I can(and have) critique Nick Nurse on offensive systems, defensive systems, and rotations, and each of those criticisms is very pointed. But the benefit of continuity is supposed to be identity, and the Raptors feel like a team without one way too many nights.
— Anthony Doyle (@Anthonysmdoyle) April 2, 2023
Suppose there’s a cherry on the top to show that the Raptors’ culture has eroded. In that case, it’s Raptors president Masai Ujiri’s post-trade deadline presser where he publicly called out the team for being selfish. While people immediately thought of the players with the most touches, selfishness can also be attributed to someone who won’t play within the team concept because they’re unhappy with their situation.

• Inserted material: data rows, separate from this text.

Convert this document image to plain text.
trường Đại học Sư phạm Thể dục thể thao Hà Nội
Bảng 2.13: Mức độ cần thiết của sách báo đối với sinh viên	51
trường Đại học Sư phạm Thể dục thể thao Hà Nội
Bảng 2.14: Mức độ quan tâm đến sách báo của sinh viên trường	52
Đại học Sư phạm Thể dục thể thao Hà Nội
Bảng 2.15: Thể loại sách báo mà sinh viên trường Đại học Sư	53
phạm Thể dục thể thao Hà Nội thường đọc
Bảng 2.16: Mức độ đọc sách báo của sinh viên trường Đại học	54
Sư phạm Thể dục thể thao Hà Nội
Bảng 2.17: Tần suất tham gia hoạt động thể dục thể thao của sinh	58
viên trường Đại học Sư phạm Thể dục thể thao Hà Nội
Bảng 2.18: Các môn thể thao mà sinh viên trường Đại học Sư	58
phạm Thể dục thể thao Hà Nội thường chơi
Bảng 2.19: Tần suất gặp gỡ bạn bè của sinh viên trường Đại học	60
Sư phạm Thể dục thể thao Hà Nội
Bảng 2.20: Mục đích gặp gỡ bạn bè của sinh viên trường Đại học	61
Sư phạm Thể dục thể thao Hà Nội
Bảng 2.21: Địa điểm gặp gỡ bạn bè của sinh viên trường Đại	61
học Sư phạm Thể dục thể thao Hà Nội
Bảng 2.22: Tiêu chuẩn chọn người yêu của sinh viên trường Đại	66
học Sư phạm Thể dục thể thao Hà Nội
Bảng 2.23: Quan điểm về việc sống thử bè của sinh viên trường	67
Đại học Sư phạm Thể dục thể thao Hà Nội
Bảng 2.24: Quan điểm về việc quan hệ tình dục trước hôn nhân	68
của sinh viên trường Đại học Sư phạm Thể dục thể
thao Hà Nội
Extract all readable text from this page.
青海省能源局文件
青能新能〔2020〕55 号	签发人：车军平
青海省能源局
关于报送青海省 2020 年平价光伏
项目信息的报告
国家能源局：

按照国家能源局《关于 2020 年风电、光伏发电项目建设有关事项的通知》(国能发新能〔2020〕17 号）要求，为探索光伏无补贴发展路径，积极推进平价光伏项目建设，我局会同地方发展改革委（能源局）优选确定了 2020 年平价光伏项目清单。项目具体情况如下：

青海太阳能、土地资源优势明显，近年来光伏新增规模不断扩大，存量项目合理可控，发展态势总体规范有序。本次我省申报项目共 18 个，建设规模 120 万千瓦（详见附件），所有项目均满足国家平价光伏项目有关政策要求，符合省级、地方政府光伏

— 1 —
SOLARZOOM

How does the front office reset this team’s culture? How can they get this back to the point where they value working hard, selflessness, and togetherness? They must evaluate whether a culture reset would require a change in coaching and/or doing addition by subtraction with their core players. Masai and Bobby also need to look in the mirror and reflect on their part in the deterioration of this locker room. They are, after all, responsible for the poor roster construction and the contract situation of several players, including the coaching staff.
Ownership
The front office is responsible for putting together a locker room, coaches included, that works before they even step on the court. They are also responsible for being on top or at least able to keep up with the ever-changing landscape of team building and ensure that it aligns with the team’s vision. Masai Ujiri and Bobby Webster can either go with a “hard reset” or a “soft reset,” but the ownership must play their part.
For one, there has to be a buy-in from the ownership regarding the Front Office’s vision. As the owner, you can’t say that you trust your team’s leadership if the mandate puts the front office into either crippling them or limiting them from making short-sighted moves.
The pandemic likely caused a big dent in the ownership’s bottom line, and the mandate to win these past two seasons probably came from the top to get some of that post-season earnings. If the messaging wasn’t clear enough, go back to Ujiri’s post-trade deadline presser, where he backed down from his original stance about the play-ins.
That mandate, understandably, would have flowed down to Nurse, and the positive word “win” helped create the toxic environment they are in. You have a coach that’s unhappy with the hand he’s given, and he’s asked to do more with less. He was a coach that, in order to win, had to alienate his bench and perhaps the lower-end options on the team to focus on making every night a must-win game, despite the team looking more like a mid-developmental team this season. The front office knows when the team’s not good enough, and Masai has moved the goal post in the past, so it makes one wonder why they couldn’t move the goal post this season.
Of course, there’s always the business side of running a basketball team. However, the Toronto Raptors are different from the Toronto Maple Leafs and the New York Knicks, where they can maintain profitability regardless of how mediocre they are. The fanbase is also different, and they will not put up with a mediocre product, especially with how expensive it is to watch Raptors basketball. The ownership needs to be completely bought in with whatever reset this Masai or Bobby will make, or they will be back selling Sprite Zone tickets again.